Tanpa sadar air mata Lenka mulai meleleh membasahi kedua pipinya. Lenka langsung beranjak pergi. Pergi sejauh mungkin dimana ia bisa menumpahkan segala kesedihannya saat ini. Tapi sepertinya Tuhan sedang tidak memihaknya saat ini, karena begitu Lenka tiba di halaman depan sekolah. Dirinya melihat Rinto dan gadis yang bernama Gakuko tadi masuk ke mobil berdua dan pergi entah kemana.
NYUT
Dapat Lenka rasakan dada di sebelah kirinya terasa sakit. Rasanya seperti ditusuk ribuan jarum. Akhirnya Lenka mengerti bagaimana rasanya patah hati. Dimana kau akan merasakan kehilangan yang amat sangat. Tapi kenapa dirinya harus merasa kehilangan. Rinto bukanlah siapa-siapanya. Rinto berhak memilih siapa yang pantas bersanding dengannya. Sedangkan Lenka bukanlah orang yang pantas untuknya. Wajahnya tidak cantik, keluarganya juga tidak kaya. Mungkin yang bisa ia banggakan hanyalah otaknya yang encer. Lenka bisa bersekolah di sekolah yang elit ini pun berkat beasiswa. Dibanding siswi lainnya, Lenka hanyalah upik abu disini.

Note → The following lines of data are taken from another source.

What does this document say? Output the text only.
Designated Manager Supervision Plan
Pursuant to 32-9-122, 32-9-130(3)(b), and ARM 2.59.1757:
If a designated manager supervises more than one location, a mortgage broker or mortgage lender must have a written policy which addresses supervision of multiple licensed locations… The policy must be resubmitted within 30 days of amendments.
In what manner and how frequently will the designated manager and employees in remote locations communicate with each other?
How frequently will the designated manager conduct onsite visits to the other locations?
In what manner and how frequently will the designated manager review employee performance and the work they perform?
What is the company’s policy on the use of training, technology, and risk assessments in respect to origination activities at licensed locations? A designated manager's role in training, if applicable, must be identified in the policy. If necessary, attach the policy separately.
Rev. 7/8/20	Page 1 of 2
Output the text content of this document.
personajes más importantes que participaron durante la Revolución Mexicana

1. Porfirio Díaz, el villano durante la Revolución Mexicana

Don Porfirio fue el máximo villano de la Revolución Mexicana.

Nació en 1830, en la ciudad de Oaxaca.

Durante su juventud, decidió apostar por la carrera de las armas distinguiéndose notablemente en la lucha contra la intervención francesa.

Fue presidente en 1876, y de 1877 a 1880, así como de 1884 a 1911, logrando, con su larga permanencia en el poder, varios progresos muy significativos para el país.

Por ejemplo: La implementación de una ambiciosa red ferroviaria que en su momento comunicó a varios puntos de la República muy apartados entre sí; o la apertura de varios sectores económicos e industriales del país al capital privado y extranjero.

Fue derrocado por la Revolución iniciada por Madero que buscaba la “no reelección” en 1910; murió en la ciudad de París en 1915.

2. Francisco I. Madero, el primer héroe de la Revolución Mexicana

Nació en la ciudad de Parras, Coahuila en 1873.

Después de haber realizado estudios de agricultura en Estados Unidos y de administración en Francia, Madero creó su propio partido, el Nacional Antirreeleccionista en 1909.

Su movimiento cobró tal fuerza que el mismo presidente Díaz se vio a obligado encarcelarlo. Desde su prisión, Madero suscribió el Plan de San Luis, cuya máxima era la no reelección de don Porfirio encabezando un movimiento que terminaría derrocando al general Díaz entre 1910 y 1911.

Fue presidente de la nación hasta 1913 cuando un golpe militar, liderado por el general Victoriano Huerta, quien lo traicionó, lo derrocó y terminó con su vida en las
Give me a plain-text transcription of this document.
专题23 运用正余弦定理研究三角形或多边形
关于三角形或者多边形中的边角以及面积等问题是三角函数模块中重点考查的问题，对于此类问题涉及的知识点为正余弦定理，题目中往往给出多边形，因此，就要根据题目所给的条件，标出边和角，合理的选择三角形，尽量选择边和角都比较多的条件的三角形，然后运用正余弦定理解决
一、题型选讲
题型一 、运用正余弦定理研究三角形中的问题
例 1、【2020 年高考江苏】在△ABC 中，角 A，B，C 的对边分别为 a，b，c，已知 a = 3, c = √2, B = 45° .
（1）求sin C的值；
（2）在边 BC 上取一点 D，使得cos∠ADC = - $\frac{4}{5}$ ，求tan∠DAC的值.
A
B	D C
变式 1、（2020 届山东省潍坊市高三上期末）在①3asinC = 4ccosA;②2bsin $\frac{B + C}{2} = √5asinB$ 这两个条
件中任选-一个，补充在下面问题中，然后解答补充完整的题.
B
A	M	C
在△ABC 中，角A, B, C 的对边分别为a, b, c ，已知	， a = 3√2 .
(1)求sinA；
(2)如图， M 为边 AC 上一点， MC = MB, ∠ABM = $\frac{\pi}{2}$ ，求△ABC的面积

Dengan langkah gontai, Lenka berjalan menuju ke sebuah taman yang terletak tidak jauh dari tempat tinggalnya. Lenka langsung duduk di ayunan dan menggerakkannya secara perlahan. Lenka menengadahkan kepalanya untuk menatap langit. Waktu sudah sore karena langit sudah berwarna jingga kemerahan.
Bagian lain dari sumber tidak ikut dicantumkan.